A classifying localic category for locally compact locales with application to the Axiom of Infinity (poster)

TL;DR

This paper constructs a localic category framework for locally compact locales and applies it to provide a new characterization of the Axiom of Infinity within topos theory.

Contribution

It introduces a new stack-theoretic approach to locally compact locales and establishes a localic category that models these structures, leading to a novel characterization of the Axiom of Infinity.

Findings

The stack of locally compact locales is shown to be lax-geometric.

A localic category representing locally compact locales is constructed.

A new localic characterization of the Axiom of Infinity is provided.

Abstract

For an internal category $\mathbb{C}$ in a cartesian category $\mathcal{C}$ we define, naturally in objects $X$ of $\mathcal{C}$, $Prin_{\mathbb{C}}(X)$. This is a category whose objects are principal $c \mathbb{C}$-bundles over $X$ and whose morphisms are principal $c(\mathbb{C}^{\uparrow})$-bundles. Here $c(\_)$ denotes taking the core groupoid of a category (same objects but only isomorphisms as morphisms) and $\mathbb{C}^{\uparrow}$ is the arrow category of $\mathbb{C}$ (objects morphisms, morphisms commuting squares). We show that $X \mapsto Prin_{\mathbb{C}}(X)$ is a stack of categories and call stacks of this sort lax-geometric.

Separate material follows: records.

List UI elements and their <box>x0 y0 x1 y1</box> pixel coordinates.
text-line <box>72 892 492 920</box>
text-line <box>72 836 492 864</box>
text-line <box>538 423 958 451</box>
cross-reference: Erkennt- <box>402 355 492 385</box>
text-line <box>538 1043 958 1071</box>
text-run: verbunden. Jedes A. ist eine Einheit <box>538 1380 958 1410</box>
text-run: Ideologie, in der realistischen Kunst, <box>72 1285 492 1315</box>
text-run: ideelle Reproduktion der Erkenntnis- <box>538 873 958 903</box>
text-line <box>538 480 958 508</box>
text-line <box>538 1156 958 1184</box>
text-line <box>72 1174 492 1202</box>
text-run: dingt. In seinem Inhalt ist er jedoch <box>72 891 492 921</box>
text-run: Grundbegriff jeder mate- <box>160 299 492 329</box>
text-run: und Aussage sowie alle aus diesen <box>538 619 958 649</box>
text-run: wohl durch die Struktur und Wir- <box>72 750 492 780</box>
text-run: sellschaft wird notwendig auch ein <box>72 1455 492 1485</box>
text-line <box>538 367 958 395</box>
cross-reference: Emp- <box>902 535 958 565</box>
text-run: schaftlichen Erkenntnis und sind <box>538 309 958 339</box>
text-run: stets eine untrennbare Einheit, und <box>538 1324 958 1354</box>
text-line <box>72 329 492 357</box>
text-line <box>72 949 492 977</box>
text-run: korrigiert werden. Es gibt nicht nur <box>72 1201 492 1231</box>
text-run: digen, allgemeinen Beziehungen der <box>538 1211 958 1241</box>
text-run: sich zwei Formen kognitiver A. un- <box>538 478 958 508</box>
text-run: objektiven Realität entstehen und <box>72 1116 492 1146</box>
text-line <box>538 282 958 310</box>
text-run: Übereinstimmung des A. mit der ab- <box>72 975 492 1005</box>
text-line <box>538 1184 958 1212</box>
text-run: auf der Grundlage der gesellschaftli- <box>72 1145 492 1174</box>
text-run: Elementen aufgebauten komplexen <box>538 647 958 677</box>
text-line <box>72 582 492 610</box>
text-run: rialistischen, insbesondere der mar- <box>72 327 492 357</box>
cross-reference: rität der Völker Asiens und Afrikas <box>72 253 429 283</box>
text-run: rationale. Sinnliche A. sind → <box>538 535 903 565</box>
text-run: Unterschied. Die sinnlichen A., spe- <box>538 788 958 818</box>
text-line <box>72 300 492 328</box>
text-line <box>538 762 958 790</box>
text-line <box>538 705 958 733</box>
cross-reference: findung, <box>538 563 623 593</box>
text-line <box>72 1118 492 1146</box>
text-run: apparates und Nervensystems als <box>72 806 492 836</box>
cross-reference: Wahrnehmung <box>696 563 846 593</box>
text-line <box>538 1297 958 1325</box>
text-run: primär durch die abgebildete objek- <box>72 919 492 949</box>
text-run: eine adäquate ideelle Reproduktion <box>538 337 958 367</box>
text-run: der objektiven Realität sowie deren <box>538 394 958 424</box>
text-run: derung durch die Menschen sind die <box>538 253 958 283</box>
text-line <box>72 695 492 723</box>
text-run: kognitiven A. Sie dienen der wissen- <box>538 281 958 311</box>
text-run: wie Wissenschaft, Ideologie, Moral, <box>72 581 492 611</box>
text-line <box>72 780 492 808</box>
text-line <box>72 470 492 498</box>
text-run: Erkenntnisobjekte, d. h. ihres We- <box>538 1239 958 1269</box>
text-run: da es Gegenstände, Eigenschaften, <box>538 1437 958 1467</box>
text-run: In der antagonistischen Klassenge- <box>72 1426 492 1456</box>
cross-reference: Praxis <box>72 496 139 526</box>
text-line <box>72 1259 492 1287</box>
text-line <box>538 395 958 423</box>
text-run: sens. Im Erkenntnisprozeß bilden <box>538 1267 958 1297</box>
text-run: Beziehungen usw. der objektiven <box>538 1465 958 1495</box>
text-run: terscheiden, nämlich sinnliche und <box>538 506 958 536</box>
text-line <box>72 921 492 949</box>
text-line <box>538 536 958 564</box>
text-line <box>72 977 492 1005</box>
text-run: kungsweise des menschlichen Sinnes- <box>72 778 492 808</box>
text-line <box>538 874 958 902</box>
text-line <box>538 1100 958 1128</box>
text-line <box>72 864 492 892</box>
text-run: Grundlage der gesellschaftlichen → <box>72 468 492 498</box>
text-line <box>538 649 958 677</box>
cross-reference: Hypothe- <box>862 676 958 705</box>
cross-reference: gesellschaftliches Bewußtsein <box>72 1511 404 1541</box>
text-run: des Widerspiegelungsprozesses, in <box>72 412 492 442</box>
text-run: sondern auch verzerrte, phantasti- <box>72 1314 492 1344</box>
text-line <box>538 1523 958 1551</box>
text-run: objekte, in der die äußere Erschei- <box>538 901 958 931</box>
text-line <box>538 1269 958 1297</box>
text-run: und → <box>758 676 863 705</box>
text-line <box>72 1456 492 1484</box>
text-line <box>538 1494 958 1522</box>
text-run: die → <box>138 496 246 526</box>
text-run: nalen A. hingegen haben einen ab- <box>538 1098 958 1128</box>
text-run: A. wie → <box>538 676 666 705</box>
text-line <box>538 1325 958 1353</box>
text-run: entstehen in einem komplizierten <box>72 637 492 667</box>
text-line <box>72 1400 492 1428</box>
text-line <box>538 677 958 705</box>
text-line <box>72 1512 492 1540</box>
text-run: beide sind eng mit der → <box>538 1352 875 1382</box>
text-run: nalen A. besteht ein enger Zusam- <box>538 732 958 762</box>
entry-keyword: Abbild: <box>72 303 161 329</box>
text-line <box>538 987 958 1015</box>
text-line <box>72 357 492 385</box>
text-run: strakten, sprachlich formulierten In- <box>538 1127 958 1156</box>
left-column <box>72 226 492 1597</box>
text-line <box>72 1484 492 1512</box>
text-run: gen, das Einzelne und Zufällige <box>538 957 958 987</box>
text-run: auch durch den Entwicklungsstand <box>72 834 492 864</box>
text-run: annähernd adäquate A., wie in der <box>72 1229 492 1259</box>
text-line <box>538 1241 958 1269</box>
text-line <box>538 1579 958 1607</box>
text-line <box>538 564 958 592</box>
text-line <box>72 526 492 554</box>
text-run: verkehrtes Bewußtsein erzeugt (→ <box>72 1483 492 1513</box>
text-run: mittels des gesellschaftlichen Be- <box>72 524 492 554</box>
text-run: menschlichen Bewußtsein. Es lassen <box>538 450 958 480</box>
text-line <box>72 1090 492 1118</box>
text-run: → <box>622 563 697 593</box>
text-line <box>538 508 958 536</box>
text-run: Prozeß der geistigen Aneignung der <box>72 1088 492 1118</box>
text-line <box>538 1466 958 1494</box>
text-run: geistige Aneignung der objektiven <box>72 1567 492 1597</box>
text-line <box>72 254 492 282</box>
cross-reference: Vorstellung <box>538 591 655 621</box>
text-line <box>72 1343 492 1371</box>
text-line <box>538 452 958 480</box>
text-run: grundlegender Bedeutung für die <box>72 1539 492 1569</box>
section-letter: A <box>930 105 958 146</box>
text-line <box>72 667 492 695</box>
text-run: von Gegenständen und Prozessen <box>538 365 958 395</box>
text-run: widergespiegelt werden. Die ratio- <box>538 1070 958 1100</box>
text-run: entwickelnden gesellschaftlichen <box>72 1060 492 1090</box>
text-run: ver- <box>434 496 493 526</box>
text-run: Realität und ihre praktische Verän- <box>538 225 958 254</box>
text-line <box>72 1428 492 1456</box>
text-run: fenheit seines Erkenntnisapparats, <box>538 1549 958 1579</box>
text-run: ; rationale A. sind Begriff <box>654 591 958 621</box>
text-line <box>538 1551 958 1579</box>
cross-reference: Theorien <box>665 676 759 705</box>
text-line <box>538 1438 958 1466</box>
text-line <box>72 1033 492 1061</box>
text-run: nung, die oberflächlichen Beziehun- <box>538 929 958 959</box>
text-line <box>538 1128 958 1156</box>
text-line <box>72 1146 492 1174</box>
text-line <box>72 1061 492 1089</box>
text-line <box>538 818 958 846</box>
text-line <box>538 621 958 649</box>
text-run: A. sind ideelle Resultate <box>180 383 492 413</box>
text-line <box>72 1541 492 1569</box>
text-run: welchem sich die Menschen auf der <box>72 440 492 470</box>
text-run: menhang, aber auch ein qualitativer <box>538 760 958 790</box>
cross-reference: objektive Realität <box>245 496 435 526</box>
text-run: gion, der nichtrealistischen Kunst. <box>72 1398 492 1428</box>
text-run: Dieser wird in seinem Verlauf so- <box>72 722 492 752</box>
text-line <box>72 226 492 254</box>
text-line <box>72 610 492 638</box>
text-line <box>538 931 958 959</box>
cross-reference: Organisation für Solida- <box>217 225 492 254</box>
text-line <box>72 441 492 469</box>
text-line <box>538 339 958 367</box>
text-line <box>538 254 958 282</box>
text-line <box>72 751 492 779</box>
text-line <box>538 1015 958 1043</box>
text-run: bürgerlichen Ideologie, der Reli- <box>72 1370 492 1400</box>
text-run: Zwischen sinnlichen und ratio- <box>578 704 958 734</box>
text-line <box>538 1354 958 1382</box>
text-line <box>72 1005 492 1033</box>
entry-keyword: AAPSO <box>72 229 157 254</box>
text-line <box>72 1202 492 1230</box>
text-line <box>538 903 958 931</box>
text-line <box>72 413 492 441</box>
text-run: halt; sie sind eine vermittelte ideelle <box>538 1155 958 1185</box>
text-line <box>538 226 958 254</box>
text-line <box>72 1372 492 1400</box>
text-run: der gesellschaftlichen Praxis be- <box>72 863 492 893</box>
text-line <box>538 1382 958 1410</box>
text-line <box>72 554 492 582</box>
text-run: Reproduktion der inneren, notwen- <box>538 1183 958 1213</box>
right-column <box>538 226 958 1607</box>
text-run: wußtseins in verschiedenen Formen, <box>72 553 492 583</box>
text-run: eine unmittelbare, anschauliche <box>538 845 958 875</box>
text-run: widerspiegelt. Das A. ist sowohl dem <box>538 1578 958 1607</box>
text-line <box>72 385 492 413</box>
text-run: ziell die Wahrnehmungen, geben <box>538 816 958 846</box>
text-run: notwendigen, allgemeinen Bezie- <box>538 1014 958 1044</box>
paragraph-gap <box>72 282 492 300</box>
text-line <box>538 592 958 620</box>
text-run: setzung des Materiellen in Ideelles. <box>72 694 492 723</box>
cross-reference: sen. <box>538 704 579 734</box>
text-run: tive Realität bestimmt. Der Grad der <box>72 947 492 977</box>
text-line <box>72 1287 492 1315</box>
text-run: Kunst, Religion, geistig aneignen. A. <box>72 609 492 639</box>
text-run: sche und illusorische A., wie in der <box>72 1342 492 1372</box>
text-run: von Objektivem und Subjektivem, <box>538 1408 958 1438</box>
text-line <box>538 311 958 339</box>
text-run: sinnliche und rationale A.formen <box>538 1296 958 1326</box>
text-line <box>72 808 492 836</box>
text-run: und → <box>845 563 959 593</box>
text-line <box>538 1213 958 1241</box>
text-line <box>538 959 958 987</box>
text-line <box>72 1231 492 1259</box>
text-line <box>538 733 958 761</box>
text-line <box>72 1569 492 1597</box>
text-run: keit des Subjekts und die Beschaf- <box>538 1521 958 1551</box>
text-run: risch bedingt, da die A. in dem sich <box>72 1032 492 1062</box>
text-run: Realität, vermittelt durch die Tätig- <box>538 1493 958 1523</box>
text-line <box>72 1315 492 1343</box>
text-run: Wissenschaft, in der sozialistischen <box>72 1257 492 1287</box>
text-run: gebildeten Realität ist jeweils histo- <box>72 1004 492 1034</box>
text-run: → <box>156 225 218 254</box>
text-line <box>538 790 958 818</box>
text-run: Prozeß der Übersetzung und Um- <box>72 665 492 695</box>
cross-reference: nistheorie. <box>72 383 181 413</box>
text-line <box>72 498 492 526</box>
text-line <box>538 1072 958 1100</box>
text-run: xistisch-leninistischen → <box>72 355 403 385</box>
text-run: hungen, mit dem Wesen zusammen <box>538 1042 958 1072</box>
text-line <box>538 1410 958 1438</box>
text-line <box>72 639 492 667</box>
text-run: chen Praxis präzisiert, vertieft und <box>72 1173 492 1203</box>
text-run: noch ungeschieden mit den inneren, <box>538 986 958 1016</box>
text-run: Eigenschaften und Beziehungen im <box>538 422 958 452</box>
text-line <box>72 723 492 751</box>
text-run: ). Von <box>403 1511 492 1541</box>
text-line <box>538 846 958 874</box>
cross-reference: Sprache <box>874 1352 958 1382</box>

We then provide two sufficient conditions for a stack to be lax-geometric and use them to prove that the pseudo-functor $X \mapsto \mathbf{LK}_{Sh(X)}$ on the category of locales $\mathbf{Loc}$ is a lax-geometric stack. Here $\mathbf{LK}_{Sh(X)}$ is the category of locally compact locales in the topos of sheaves over $X$, $Sh(X)$. Therefore there exists a localic category $\mathbb{C}_{\mathbf{LK}}$ such that $\mathbf{LK}_{Sh(X)} \simeq Prin_{\mathbb{C}_{\mathbf{LK}}}(X)$ naturally for every locale $X$. We then show how this can be used to give a new localic characterisation of the Axiom of Infinity.